Job Scheduling

The /Operations/<vo>/<setup>/JobScheduling section contains all parameters that define DIRAC’s behaviour when deciding what job has to be executed. Here’s a list of parameters that can be defined:

Parameter

Description

Default value

taskQueueCPUTimeIntervals

Possible cpu time values that the task queues can have.

360, 1800, 3600, 21600, 43200, 86400, 172800, 259200, 345600, 518400, 691200, 864000, 1080000

EnableSharesCorrection

Enable automatic correction of the priorities assigned to each task queue based on previous history

False

CheckJobLimits

Limit the amount of jobs running at sites based on their attributes

False

CheckMatchingDelay

Delay running a job at a site if another job has started recently and the conditions are met

False

Before enabling the correction of priorities, take a look at Job Priority Handling. Priorities and how to correct them is explained there. The configuration of the corrections would be defined under JobScheduling/ShareCorrections.
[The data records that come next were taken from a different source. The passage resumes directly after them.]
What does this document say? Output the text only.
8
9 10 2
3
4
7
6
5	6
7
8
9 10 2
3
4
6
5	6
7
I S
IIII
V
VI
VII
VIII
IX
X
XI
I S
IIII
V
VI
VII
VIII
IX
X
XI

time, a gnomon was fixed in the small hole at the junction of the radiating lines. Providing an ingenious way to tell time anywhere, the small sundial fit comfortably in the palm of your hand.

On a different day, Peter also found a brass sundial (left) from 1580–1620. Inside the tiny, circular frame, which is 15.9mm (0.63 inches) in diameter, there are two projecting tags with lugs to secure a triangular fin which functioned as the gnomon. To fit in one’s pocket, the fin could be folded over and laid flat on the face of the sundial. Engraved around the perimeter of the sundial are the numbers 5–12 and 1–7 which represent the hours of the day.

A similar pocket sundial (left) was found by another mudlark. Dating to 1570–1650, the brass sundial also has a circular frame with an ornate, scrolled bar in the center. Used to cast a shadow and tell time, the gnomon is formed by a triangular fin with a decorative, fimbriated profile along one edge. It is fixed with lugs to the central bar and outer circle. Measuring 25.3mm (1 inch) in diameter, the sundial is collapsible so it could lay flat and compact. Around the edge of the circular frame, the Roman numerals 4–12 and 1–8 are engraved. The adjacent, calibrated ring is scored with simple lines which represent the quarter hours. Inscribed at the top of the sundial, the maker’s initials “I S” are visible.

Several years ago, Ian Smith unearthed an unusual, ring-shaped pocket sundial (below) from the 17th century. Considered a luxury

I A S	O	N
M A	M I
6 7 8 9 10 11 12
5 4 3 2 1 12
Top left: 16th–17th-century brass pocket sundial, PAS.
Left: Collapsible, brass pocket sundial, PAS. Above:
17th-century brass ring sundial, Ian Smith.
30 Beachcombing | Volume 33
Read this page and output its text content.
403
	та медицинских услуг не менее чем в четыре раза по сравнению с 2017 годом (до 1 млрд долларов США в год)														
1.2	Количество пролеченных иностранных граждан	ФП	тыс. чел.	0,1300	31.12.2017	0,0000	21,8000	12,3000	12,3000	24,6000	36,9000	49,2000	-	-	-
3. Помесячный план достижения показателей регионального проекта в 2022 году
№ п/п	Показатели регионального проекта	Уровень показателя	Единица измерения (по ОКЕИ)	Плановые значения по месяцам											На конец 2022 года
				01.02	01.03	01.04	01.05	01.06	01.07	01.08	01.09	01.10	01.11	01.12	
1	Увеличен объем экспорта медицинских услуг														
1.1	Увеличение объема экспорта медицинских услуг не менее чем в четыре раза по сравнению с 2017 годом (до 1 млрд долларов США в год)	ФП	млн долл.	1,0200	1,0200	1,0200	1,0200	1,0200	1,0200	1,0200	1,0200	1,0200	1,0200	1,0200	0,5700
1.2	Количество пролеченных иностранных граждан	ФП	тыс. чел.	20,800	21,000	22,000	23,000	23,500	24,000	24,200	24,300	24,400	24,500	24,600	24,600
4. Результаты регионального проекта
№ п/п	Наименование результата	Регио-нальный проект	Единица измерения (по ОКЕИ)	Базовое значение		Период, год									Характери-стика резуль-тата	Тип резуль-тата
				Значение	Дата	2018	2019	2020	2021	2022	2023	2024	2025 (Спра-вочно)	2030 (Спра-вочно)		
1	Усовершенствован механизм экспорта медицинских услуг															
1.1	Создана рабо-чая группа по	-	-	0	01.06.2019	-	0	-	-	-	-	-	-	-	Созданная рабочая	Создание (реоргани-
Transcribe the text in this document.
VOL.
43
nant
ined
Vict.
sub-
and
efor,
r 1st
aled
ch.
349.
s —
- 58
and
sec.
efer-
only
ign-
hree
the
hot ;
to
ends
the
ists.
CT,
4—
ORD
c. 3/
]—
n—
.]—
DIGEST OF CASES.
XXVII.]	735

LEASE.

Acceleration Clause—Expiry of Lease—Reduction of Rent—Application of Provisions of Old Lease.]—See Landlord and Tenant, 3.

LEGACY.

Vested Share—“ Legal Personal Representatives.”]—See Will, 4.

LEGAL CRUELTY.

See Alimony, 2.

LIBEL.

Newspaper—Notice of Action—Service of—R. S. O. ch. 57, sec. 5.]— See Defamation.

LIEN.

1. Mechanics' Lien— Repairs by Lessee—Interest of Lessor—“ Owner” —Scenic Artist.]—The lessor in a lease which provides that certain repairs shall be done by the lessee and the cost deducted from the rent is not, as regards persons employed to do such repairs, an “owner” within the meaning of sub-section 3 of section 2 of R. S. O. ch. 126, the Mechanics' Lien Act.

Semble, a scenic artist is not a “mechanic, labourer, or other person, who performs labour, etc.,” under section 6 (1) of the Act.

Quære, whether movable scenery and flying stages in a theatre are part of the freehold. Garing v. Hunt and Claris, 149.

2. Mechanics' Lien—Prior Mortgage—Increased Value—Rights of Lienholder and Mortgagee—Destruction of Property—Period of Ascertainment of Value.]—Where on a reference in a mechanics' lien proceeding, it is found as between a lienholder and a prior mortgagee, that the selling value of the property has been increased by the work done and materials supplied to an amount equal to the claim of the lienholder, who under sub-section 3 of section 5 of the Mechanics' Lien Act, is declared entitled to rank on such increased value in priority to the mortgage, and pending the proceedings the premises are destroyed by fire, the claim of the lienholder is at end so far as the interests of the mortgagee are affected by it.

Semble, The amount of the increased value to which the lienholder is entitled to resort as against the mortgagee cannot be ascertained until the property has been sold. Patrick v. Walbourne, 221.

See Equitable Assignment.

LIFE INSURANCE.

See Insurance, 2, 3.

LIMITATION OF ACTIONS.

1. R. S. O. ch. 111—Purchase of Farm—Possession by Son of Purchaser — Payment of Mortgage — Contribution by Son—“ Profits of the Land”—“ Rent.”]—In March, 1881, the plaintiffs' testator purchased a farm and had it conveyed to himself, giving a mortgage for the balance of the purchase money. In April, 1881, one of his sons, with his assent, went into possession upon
Limiting the number of jobs running

Once JobScheduling/EnableJobLimits is enabled. DIRAC will check how many and what type of jobs are running at the configured sites. If there are more than a configured threshold, no more jobs of that type will run at that site. To define the limits create a JobScheduling/RunningLimit/<Site name> section for each site a limit has to be applied. Limits are defined by creating a section with the job attribute (like JobType) name, and setting the limits inside. For instance, to define that there can’t be more that 150 jobs running with JobType=MonteCarlo at site DIRAC.Somewhere.co set JobScheduling/RunningLimit/DIRAC.Somewhere.co/JobType/MonteCarlo=150

Setting the matching delay

DIRAC allows to throttle the amount of jobs that start at a given site. This throttling is defined under JobScheduling/MatchingDelay. It is configured similarly as the Limiting the number of jobs running. But instead of defining the maximum amount of jobs that can run at a site, the minimum seconds between starting jobs is defined. For instance JobScheduling/MatchingDelay/DIRAC.Somewhere.co/JobType/MonteCarlo=10 won’t allow jobs with JobType=MonteCarlo to start at site DIRAC.Somewhere.co with less than 10 seconds between them.

Example

An example with all the options under JobScheduling follows. Remember that JobScheduling is defined under /Operations/<vo>/<setup>/JobScheduling for multi-VO installations, and /Operations/<setup>/JobScheduling for single-VO ones:

JobScheduling
{
  taskQueueCPUTimeIntervals = 360, 1800, 3600, 21600, 43200, 86400, 172800, 259200, 345600
  EnableSharesCorrection = True
  ShareCorrections
  {
    ShareCorrectorsToStart = WMSHistory
    WMSHistory
    {
      GroupsInstance
      {
        MaxGlobalCorrectionFactor = 3
        WeekSlice
        {
          TimeSpan = 604800
          Weight = 80
          MaxCorrection = 2
        }
        HourSlice
        {
          TimeSpan = 3600
          Weight = 20
          MaxCorrection = 5
        }
      }
      UserGroupInstance
      {
        Group = dirac_user
        MaxGlobalCorrectionFactor = 3
        WeekSlice
        {
          TimeSpan = 604800
          Weight = 80
          MaxCorrection = 2
        }
        HourSlice
        {
          TimeSpan = 3600
          Weight = 20
          MaxCorrection = 5
        }
      }
    }
  }
  CheckJobLimits = True
  RunningLimit
  {
    DIRAC.Somewhere.co
    {
      JobType
      {
        MonteCarlo = 150
        Test = 10
      }
    }
  }
  CheckMatchingDelay = True
  MatchingDelay
  {
    DIRAC.Somewhere.co
    {
      JobType
      {
        MonteCarlo = 10
      }
    }
  }
}

Transactional bulk job submission

When submitting parametric jobs (bulk submission), the job description contains a recipe to generate actual jobs per parameter value according to a formulae in the description. The jobs are generated by default synchronously in the call to the DIRAC WMS JobManager service. However, there is a risk that in case of an error jobs are partially generated without the client knowing it. To avoid this risk, an additional logic to ensure that no unwanted jobs are left in the system has been added together with DIRAC v6r20.